И это страшное объявление, сделанное красивой тетей стюардессой, объявление о том, что самолет вынужден возвращаться в Москву, потому что им не дают посадки (а что значит «не дают», мама?), объявление, так перепугавшее многих пассажиров, — и мама очень побледнела; мальчик увидел, что она тоже боится, но боится прежде всего из-за него, и мальчик подумал, что папа выстрелил и вот теперь мама возвращается, так вот, это объявление самое настоящее вранье! Мальчик не понимал, что означают слова «контрабандный груз», произнесенные красивой тетей стюардессой, но знал, что возвращаются они вовсе не из-за этого. Потому что здесь, рядом с ними в самолете, притаилось Чудовище, и пока оно спит, но скоро проснется — густой удушливый запах багряного полыхающего заката все более усиливается, — проснется и сожрет всех, кто летит вместе с ними. И язык этого Чудовища называется ОГОНЬ, и желудок его называется огонь, и самолет возвращается именно из-за этого. Контрабандный груз? Может, так красивая тетя называет Чудовище? Она ведь знает о нем, знает и очень боится. Но она красивая и пытается улыбаться, чтобы никто не догадался, что контрабандный груз — самое настоящее вранье.

Но мальчик знал что-то.

НИТЬ, КЛУБОК НИТИ. ИЛИ КАТУШКА.

НИТЬ НАДО СМОТАТЬ — ОНА ЗНАЕТ ВЫХОД ИЗ ЛАБИРИНТА.
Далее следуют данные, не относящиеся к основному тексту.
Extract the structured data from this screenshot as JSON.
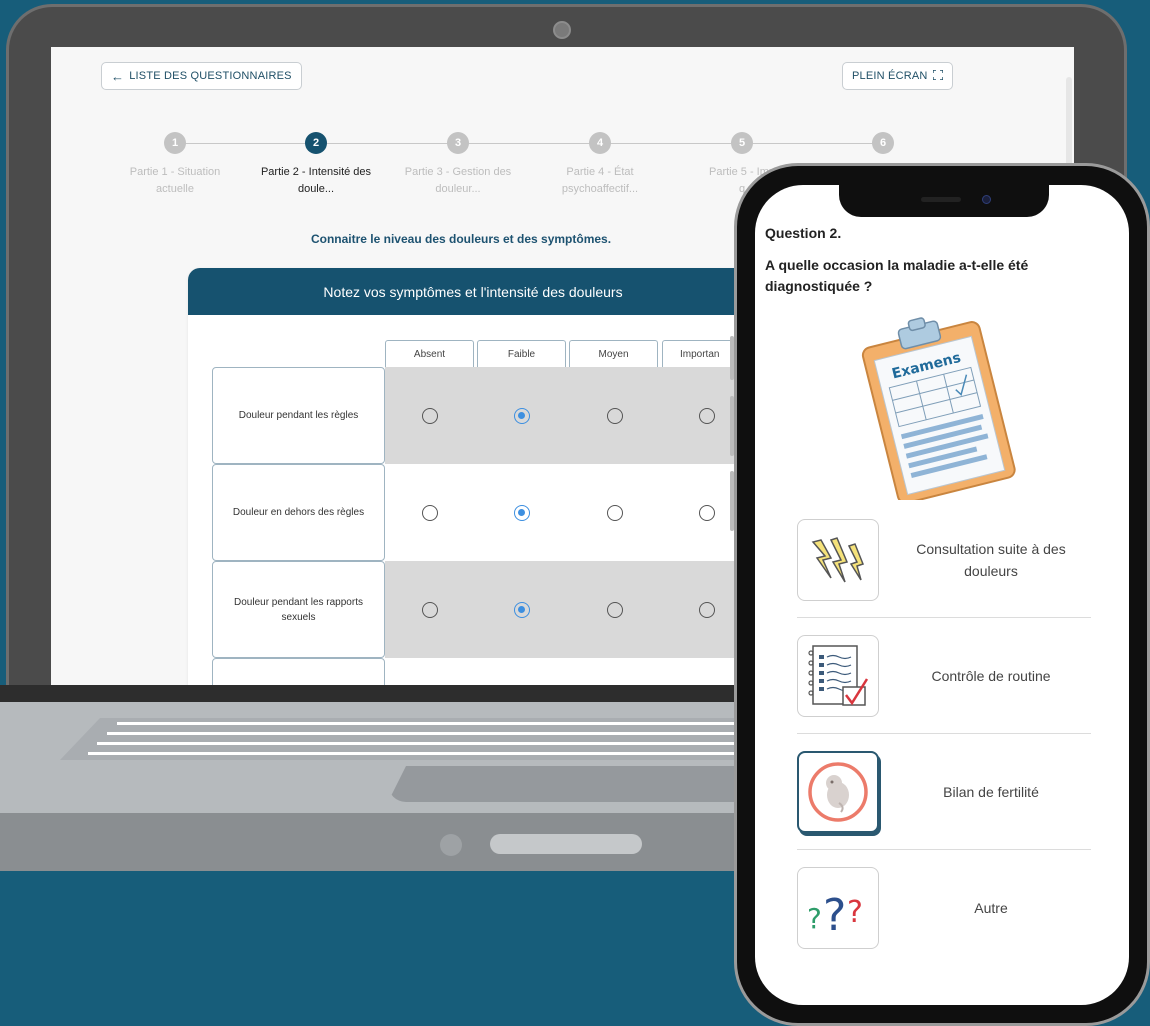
{
  "laptop": {
    "back_button": "LISTE DES QUESTIONNAIRES",
    "fullscreen_button": "PLEIN ÉCRAN",
    "steps": [
      {
        "number": "1",
        "label_line1": "Partie 1 - Situation",
        "label_line2": "actuelle"
      },
      {
        "number": "2",
        "label_line1": "Partie 2 - Intensité des",
        "label_line2": "doule..."
      },
      {
        "number": "3",
        "label_line1": "Partie 3 - Gestion des",
        "label_line2": "douleur..."
      },
      {
        "number": "4",
        "label_line1": "Partie 4 - État",
        "label_line2": "psychoaffectif..."
      },
      {
        "number": "5",
        "label_line1": "Partie 5 - Imp",
        "label_line2": "q"
      },
      {
        "number": "6",
        "label_line1": "",
        "label_line2": ""
      }
    ],
    "active_step": 2,
    "subtitle": "Connaitre le niveau des douleurs et des symptômes.",
    "card_title": "Notez vos symptômes et l'intensité des douleurs",
    "columns": [
      "Absent",
      "Faible",
      "Moyen",
      "Importan"
    ],
    "rows": [
      {
        "label": "Douleur pendant les règles",
        "selected": 1
      },
      {
        "label": "Douleur en dehors des règles",
        "selected": 1
      },
      {
        "label": "Douleur pendant les rapports sexuels",
        "selected": 1
      }
    ]
  },
  "phone": {
    "question_number": "Question 2.",
    "question_text": "A quelle occasion la maladie a-t-elle été diagnostiquée ?",
    "illustration_text": "Examens",
    "options": [
      {
        "label": "Consultation suite à des douleurs",
        "icon": "lightning-icon",
        "selected": false
      },
      {
        "label": "Contrôle de routine",
        "icon": "checklist-icon",
        "selected": false
      },
      {
        "label": "Bilan de fertilité",
        "icon": "embryo-icon",
        "selected": true
      },
      {
        "label": "Autre",
        "icon": "question-marks-icon",
        "selected": false
      }
    ]
  },
  "colors": {
    "background": "#175d7a",
    "primary": "#16526f",
    "radio_checked": "#3d8fe0",
    "clipboard": "#f3b06a"
  }
}
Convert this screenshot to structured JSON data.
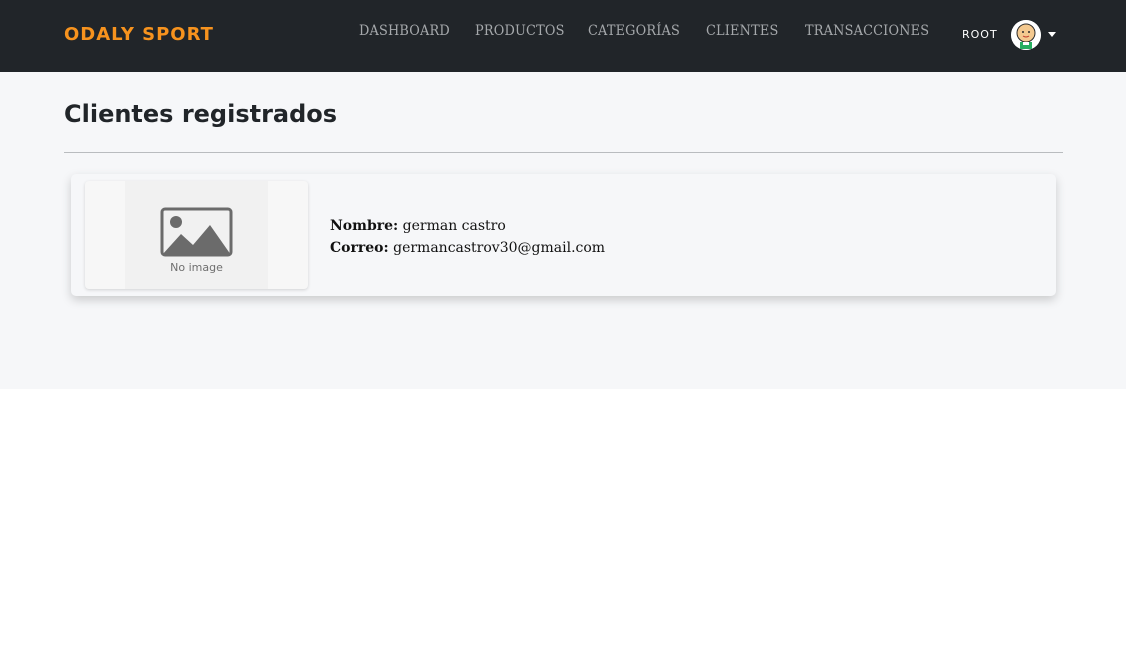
{
  "navbar": {
    "brand": "ODALY SPORT",
    "links": [
      {
        "label": "DASHBOARD"
      },
      {
        "label": "PRODUCTOS"
      },
      {
        "label": "CATEGORÍAS"
      },
      {
        "label": "CLIENTES"
      },
      {
        "label": "TRANSACCIONES"
      }
    ],
    "user": {
      "name": "ROOT",
      "avatar_icon": "user-avatar-icon",
      "caret_icon": "caret-down-icon"
    }
  },
  "page": {
    "title": "Clientes registrados"
  },
  "clients": [
    {
      "image_placeholder": "No image",
      "name_label": "Nombre:",
      "name": "german castro",
      "email_label": "Correo:",
      "email": "germancastrov30@gmail.com"
    }
  ],
  "colors": {
    "navbar_bg": "#212529",
    "brand": "#f7931e",
    "nav_link": "#a5a8ab",
    "page_bg": "#f6f7f9"
  }
}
Этот сон про Чудовище был последним, и больше никогда он не повторится. Папа выстрелил, и, может быть, он убил Чудовище. А может быть, скоро, уже очень скоро, там, в темном чреве самолета, в своем пропитавшемся сладковато-тлетворным запахом логове, проснется Чудовище и язык его будет называться «огонь»… И мальчику надо с кем-то поговорить об этом, с кем-то, кто бы ему поверил. Не с мамой, нет, она еще больше перепугается. Но с кем-то, кто бы ему поверил и кто, мальчик теперь это знает наверняка, тоже находится здесь, в самолете.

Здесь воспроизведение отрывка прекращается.